I'm a shitty girlfriend!I've figured out something that probably has a lot to do with everything. I am shitty girlfriend. I don't know what it is. Maybe I'm crazy, maybe I'm bitchy, maybe I'm not funny or spontaneous enough. But whatever the reason, I know what I know, and I know I suck in relationships.
I was foolish to think that in college things would be different. That guys would be better and people would be nicer and it would be so much easier to get along and form relationships because we are all "adults" now. Wrong. I'm not a college student, just a high school kid who has moved on. The thing is, I knew it would be like this, I was just too stubborn and too dillusional to think that what someone told me would be any different from the shallow meaningless blather I had sworn to avoid. Yes kids, I got played.
I guess I am a shitty girlfriend because I am not ok with my significant other going to various parties and having sex with girls who he won't remember the names of in the morning and getting a disease and having to go to the campus clinic and take medication. I try not to be clingy. But I'm really not all for my boyfriend joining a frat and getting shitfaced every night. Sorry.

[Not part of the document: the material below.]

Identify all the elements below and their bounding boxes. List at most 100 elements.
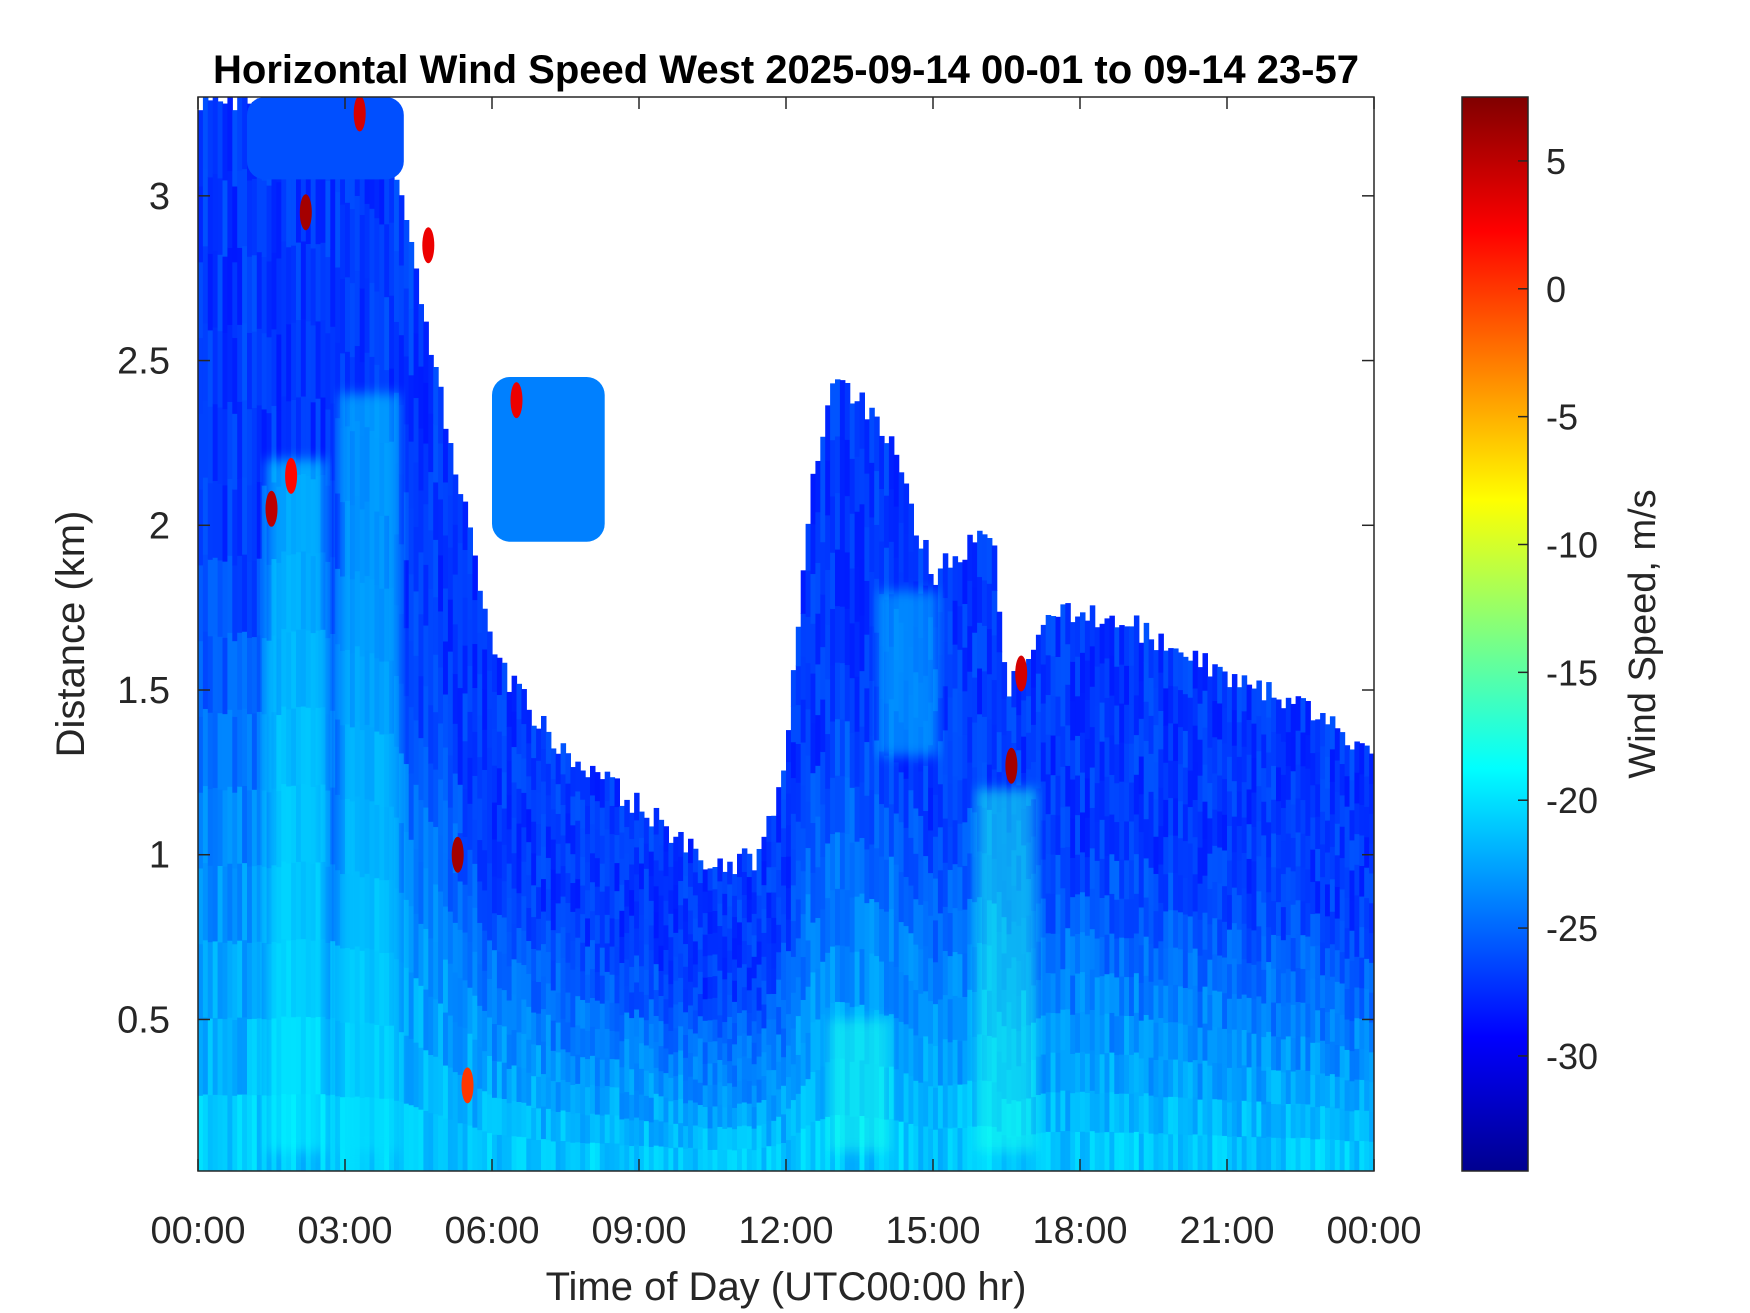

I don't know why I am so bothered by this. It's really not a big deal and it's happened plenty a time. I just don't think I'll ever have a boyfriend. What guy would say, "Ok, I'm not going to look at anyone else except you." None. And I'm not trying to be some feminist bra burning gender equality activist. I'm just speaking the mother fucking truth. Girls have been told this eternal lie that some day her prince will come and they will ride off in the sunset and live forever without any problems or divorces or cheating or lying or a need to be free or anything. No. As much as I'd like to think this, it just isn't going to happen.